-
Notifications
You must be signed in to change notification settings - Fork 5
LASER Modeling in R
There have been questions about how tightly LASER will be tied to the Python language. This document attempts to show one way that modelers could work in R to run LASER. Note that the model in question here is just one of the LASER prototypes.
Please note that nothing in here attempts to solve the problem of extending the core LASER with R. This work just shows how one could create input files, run an existing model, and post-process outputs in R.
We will mostly be referencing code in this commit: https://github.com/jonathanhhb/laser/commit/54d9d75946267069100f713f5f75015ff59b0616
- Create input CSV files.
- Run model as a webservice.
- Post-process output CSV into results of interest.
Note that all 3 of those steps can be done just as easily in R as Python. Dataframe manipulation and communicating with RESTful webservices doesn't require Python.
At this point, the model service actually has the input files bundled with it so this simplified workflow is papering over a step. If one wants to unpack that part further, there are 2 or 3 options:
- Document the tools and workflow to publish the new input files; rebundle a new docker version of the docker image; republish a new instance of the model service.

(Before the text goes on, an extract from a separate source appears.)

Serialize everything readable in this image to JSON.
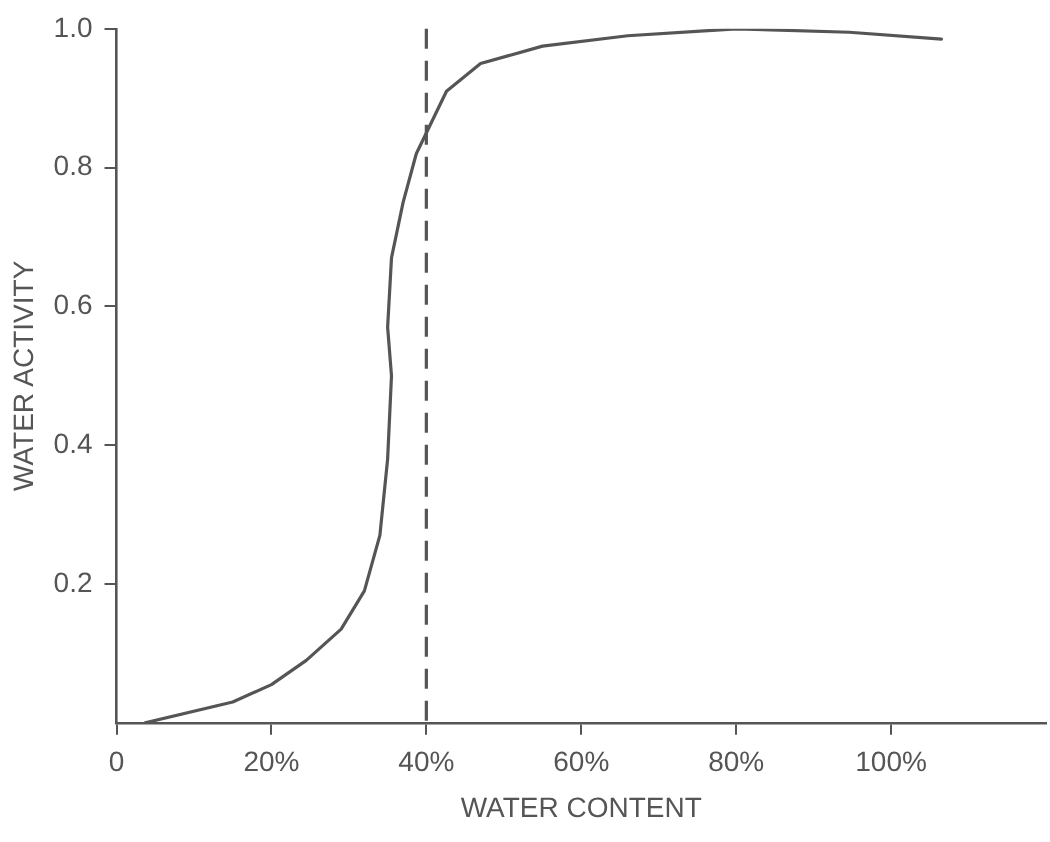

- Upload the new input files to the service.
- Upload the new input files to a shared path and notify the service of the path.
I prefer option 3. The details of that workflow would be:
- Upload new input files to idm-data in artifactory using curl (might need to get permission).
- Include full or partial URL in params set to model webservice along with existing params.
- Model webservice will download the new model files from the public data location prior to kicking off the simulation.
It would be pretty trivial to mock this up but somehow doesn't feel completely worthwhile unless someone really wants to see it all for themselves.
The workflow outlined above and the existing functionality of the model webservice doesn't return the simulation_output.csv file from the model but rather is calibration oriented, so that a post-proc Python script is run at the end which calculate and return a small dictionary of key-value pairs, which is essentially some key metrics from the simulation which can be used for calibration.
A more general workflow would involve either:
- Returning the full csv file itself;
- Returning a URL to the full csv itself, so it can be download as a separate step;
- Allowing the user to upload a custom post-process script in R or Python and still return the output of that. Note that when I say "upload" here, you can substitute one of the 3 "values" of upload from the section above.
None of these 3 alternatives are currently demoed. But option 3 was fully implemented in 2022 in EMOD. The hardest part was creating a fully working R base image with necessary R packages pre-installed.